Jeudi 14 Janvier 2016, à l’Université de Montréal (UdeM), la Ministre du Commerce International, Madame Chrystia Freeland, participait à une conférence organisée par le Centre d’Études et de Recherches Internationales de l’Université de Montréal (CÉRIUM), dans le cadre du processus de consultation publique que le gouvernement Trudeau s’est engagé à tenir sur le Partenariat transpacifique (PTP). Ce traité qui implique à ce jour une douzaine de pays, et qui pourrait représenter près de 40% de l’économie mondiale, vise essentiellement à accroître le libre-échange entre les pays signataires à travers la réduction des barrières tarifaires reliées à l’investissement, le renforcement des règles liées à la transparence dans les échanges commerciaux, la création d’emplois, et l’innovation technologique. Il faut donc reconnaître que la ratification de ce traité représenterait un tournant historique concernant les efforts alloués par les États à la coopération internationale.
Et la Chine dans tout cela ?
Considérant tous les bénéfices énumérés ci-dessus, on peut toutefois se demander pourquoi la Chine, qui est maintenant un incontournable de l’ordre économique mondiale, n’a pas pris part aux négociations. Cet aspect reste malheureusement très négligé par les analyses relatives à cet accord. Cette absence des radars nous révèle surtout qu’au-delà de l’économie, le PTP, s’il est ratifié, aura aussi d’énormes conséquences géopolitiques sur l’Asie de l’est.
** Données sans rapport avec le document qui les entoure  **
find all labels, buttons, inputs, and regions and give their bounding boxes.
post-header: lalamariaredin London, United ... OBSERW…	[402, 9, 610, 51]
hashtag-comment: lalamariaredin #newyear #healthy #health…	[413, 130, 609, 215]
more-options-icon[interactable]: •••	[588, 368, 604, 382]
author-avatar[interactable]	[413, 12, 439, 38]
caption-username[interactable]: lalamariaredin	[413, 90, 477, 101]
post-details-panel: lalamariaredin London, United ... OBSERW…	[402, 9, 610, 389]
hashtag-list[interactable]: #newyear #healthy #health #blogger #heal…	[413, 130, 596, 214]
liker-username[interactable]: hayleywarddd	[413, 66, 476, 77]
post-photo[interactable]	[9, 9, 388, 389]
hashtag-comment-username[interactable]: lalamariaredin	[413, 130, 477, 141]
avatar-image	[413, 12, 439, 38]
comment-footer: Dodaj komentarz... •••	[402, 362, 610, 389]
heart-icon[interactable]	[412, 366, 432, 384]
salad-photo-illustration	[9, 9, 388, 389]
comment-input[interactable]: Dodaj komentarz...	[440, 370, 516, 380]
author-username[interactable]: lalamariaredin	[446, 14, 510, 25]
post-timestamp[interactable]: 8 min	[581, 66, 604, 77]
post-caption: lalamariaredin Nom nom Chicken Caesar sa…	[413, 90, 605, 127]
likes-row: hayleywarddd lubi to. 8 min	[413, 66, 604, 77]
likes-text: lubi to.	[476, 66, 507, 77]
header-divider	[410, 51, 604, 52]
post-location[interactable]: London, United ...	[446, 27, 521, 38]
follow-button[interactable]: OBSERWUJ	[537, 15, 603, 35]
La vérité dans ce sens est que, même si le Canada ne ratifie pas le traité, notre pays, en plus d’un potentiel isolement économique et d’une perte d’opportunités vers de nouveaux marchés, devra aussi composer avec les conséquences géopolitiques et stratégiques inhérentes à ce dernier. Ainsi la question de savoir ce que feront les décideurs chinois si ce traité rentre en vigueur, devient primordiale. La Chine sera-t-elle victime de la puissance d’attraction du traité ? Finira-t-elle par se conformer aux standards mis en place par le groupe comme cela a été le cas avec l’Organisation Mondiale du Commerce (OMC) en 2001 ? Quels sont les pays potentiellement en faveur et en défaveur de l’entrée de la Chine dans ce nouveau G12 économique ?
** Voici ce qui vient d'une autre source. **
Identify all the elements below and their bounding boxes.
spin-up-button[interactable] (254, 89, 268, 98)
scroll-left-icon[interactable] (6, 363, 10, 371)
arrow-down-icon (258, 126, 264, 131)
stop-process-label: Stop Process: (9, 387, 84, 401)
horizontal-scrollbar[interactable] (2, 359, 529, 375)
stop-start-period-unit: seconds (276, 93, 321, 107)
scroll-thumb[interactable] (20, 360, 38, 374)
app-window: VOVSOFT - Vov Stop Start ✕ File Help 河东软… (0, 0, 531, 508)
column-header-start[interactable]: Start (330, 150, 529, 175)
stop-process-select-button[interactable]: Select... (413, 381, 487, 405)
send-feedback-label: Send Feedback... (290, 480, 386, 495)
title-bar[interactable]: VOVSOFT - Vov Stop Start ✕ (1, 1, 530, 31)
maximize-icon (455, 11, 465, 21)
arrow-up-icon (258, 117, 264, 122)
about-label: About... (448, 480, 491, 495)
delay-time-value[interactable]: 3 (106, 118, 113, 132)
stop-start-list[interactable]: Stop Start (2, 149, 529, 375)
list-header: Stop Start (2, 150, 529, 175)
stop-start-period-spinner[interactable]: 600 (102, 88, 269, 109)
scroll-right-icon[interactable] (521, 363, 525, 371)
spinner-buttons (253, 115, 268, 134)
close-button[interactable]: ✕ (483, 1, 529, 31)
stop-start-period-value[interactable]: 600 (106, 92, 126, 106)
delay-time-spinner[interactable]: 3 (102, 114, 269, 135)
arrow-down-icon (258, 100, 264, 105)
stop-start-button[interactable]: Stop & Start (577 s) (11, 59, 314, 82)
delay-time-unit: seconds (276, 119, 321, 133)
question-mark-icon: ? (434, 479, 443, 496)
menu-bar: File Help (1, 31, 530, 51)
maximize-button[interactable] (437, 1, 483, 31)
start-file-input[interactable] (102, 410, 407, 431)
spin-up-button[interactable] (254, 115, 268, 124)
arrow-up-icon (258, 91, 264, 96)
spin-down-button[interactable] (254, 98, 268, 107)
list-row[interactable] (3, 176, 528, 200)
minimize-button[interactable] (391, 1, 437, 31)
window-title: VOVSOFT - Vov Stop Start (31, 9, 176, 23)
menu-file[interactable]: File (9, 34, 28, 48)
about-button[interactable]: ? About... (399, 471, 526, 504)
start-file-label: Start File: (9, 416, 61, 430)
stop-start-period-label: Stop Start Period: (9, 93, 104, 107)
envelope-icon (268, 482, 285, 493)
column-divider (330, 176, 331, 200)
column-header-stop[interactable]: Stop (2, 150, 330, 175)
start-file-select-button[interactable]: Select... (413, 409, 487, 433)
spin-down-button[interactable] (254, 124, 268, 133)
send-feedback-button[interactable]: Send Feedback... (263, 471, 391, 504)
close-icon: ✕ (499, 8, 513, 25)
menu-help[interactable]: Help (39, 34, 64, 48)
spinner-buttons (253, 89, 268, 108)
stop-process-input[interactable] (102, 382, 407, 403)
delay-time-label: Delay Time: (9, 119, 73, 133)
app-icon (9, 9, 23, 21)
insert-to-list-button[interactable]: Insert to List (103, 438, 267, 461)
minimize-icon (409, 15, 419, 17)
Une croissance qui dérange
Au-delà de l’attraction économique, seule une analyse géopolitique nous offrira les éléments de réponses à ces questions. À cet effet, la non-invitation de la Chine au processus de négociations commencé depuis 2008, est symptomatique des inquiétudes que sa croissance actuelle ainsi que les différentes rivalités territoriales en mer de Chine méridionale, posent à des États tels que le Japon, l’Australie et Singapour. Pour eux, cet accord signifie, par procuration, une présence accrue des États-Unis, leur allié offshore dans la région. À cela, les États-Unis auront donc un rôle déterminant à jouer concernant le future du PTP et surtout concernant la stabilité de la région. Quant au Canada, même s’il est vrai que nous n’avons pas directement un rôle à jouer dans la présente tentative d’endiguement contre la Chine, cela ne signifie pas pour autant que nous ne devons et pouvons rien faire par rapport au futur de notre relation avec la Chine et nos alliés dans la région.
Ainsi, l’approche diplomatique et multilatérale mise de l’avant par le gouvernement Trudeau et expliquée par la Ministre Freeland lors de la conférence pourrait, si elle continue d’avancer dans cette direction, devenir la clé d’une implication canadienne flexible et réaliste en Asie de l’est.
Enfin, comme la ministre Freeland l’a expliqué, le traité, après les consultations publiques et les débats au Parlement, sera à prendre ou à laisser. À cet effet, le gouvernement libéral aura la responsabilité de convaincre la population canadienne qu’en plus des retombés économiques, ce traité marquera un pas de plus vers notre retour sur la scène internationale.